Anyone following my How to Eat journey will notice I haven't made anything for a while. Every now and again I get stuck on a given recipe, with no real enthusiasm for making something and some level of effort I just can't bring myself to. With this recipe it was the need to soak the chickpeas in advance. I found this meant I couldn't even be bothered to cross the room, open the packet and weigh them out for about a month. Finally after an unusually vigorous cleaning session I was feeling sufficiently homely and I got my head down and got on with it, mixing a tablespoon of bicarbonate of soda, one of flour and one of salt and adding it to the soaking chick peas.
The following evening with the chickpeas swollen and ready I realised I needed to cook them for 2-4 hours and retired to my bedroom, sighing, to bunker down and watch Masterchef with a large bar of Hotel Chocolat chocolate (dinner that evening also consisted of toast and jam).
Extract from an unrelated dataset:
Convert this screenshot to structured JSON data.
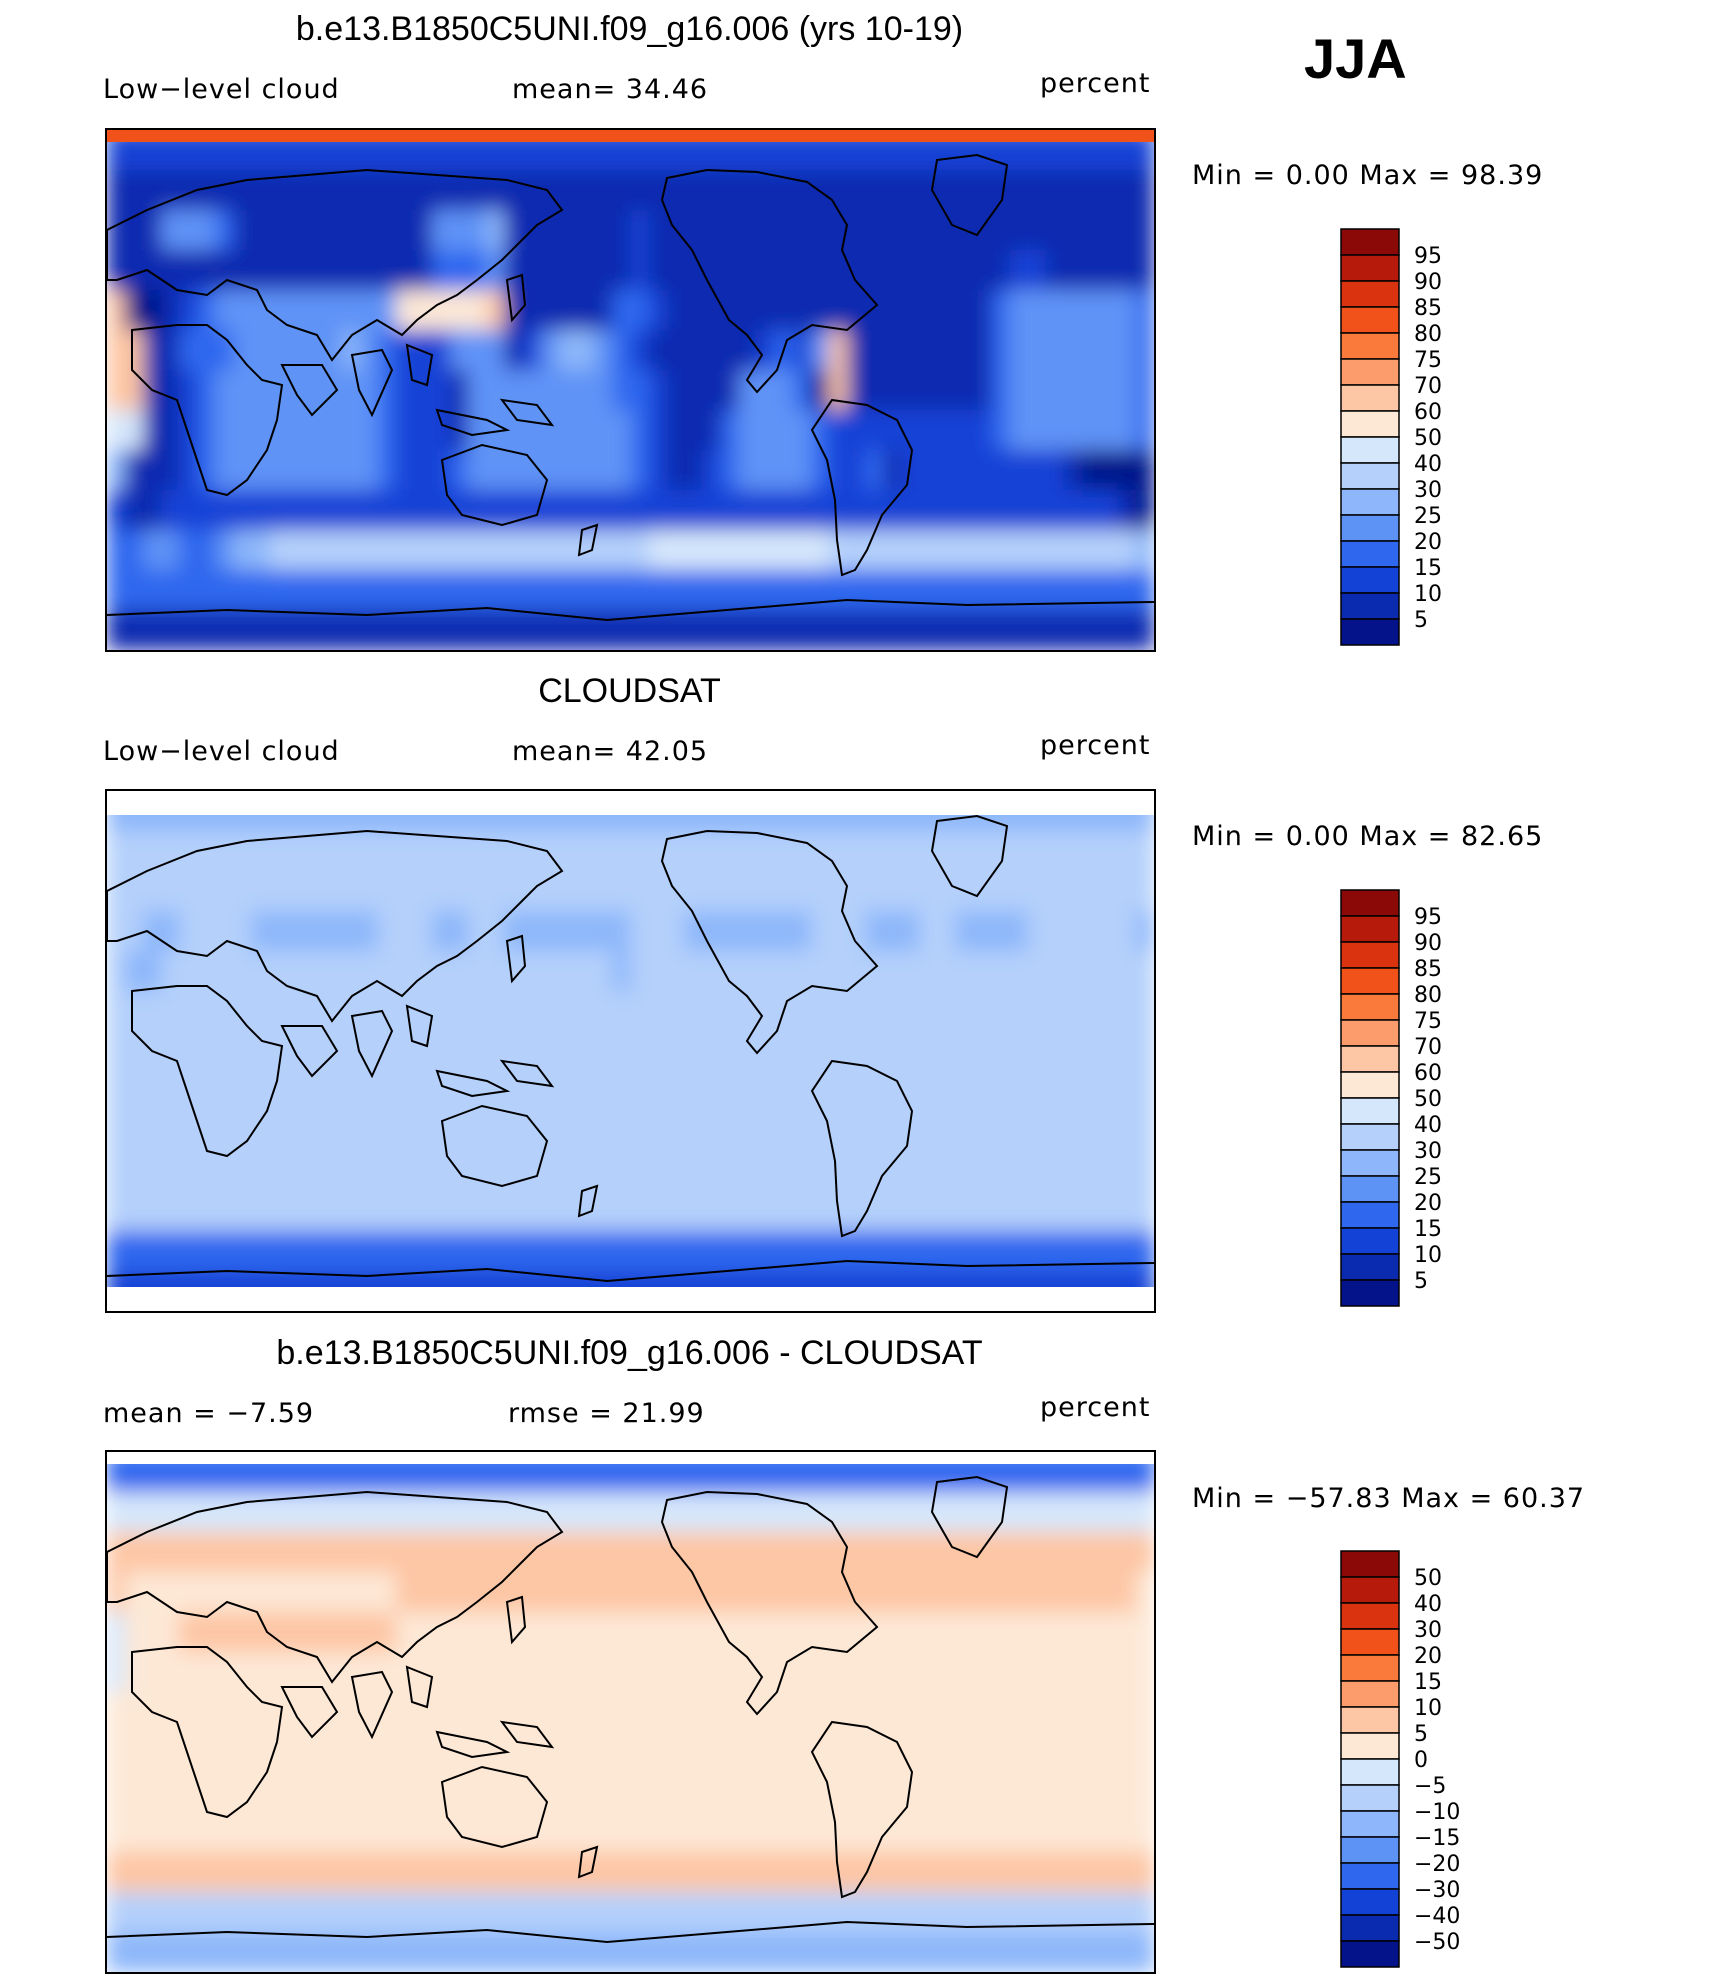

Are you seeing a pattern here?
One day on and I managed to pull myself together, give myself a talking to and get on with the rest of the recipe. I drained the chickpeas and added them to vegetable stock. Then I had to tie a sprig of rosemary in a muslin cloth and add it to the ingredients. Nigella advised using a baby muslin and a couple of friends were obliging but somehow I couldn't get passed the thought of baby boke (probably as she refers to them as 'posset-catching squares') and borrowed one from The Oracle instead. 4 cloves of garlic, 30 ml olive oil later and I boiled the chickpeas for two and a half hours until they stopped feeling like bullets. At this point you remove the garlic and rosemary, puree 200g fresh blanched tomatoes through a food processor and add it to the soup, putting it back on the heat for 10 minutes. I tasted it at this point and have to say I was pleasantly surprised.
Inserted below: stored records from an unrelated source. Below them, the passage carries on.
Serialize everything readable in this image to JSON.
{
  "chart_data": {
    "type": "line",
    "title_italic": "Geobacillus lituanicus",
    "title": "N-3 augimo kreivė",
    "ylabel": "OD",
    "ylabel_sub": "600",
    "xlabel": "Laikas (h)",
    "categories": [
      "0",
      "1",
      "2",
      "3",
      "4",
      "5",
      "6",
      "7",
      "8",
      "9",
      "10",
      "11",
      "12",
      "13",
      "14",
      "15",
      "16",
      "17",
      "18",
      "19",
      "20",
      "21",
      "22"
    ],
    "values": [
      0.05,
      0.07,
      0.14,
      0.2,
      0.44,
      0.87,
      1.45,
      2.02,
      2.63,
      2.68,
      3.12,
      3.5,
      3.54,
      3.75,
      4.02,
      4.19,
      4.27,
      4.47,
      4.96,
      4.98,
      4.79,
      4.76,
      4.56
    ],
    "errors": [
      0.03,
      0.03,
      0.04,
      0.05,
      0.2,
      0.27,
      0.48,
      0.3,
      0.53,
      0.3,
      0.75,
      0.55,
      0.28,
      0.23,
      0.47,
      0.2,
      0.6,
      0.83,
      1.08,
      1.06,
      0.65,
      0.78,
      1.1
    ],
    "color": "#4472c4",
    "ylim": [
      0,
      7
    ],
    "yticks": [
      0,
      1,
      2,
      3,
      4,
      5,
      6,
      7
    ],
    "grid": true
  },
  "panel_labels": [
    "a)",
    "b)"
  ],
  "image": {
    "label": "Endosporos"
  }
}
If cooking in advance (as the chapter title suggests) this is where you would stop. When ready you add the 140g macaroni (or other exotically named small tubes of pasta) and cook the whole lot until it is al dente. I served it up to myself and poured in a dash of chilli oil, a generous sprinkling of fresh Parmesan and an enthusiastic grind of the pepper mill. It doesn't look like anything special but when I put it in my mouth I was blown away. I couldn't have imagined a soup being worth taking this much effort over but it was warming and delicious and a great mix of textures, bursting with flavour, a lot more than your average bowlful of broth. Also, it was really filling thanks to the added carbs and one bowlful and I was totally satisfied.
Will I make it again? In truth probably not, it's not the sort of thing I can see myself bothering to take the time over because generally there's only me to feed and this isn't my idea of dinner party food; however if you are a big soup fan and/or have a hungry family to feed I would say you can't go wrong!
Kitchen wisdom gained:
- Soup with starch in will congeal, quickly, it will also start to smell. Neglect will lead you to a gelatinous mass where soup used to be and trying to dispose of it will be one of the vilest things you have ever endured.
- Soup with lumps beats smooth soup hands down.
- There is no way I am making all the soups in this book, life is too short and it's not how I eat!
Domestic Goddess points out of 10: 8, would be 9 but I lose a point for endless procrastination.
Final score: Nigella 2 - Kat 2 - a long slog of a match and with gelatinous splodge leftovers is anyone really a winner?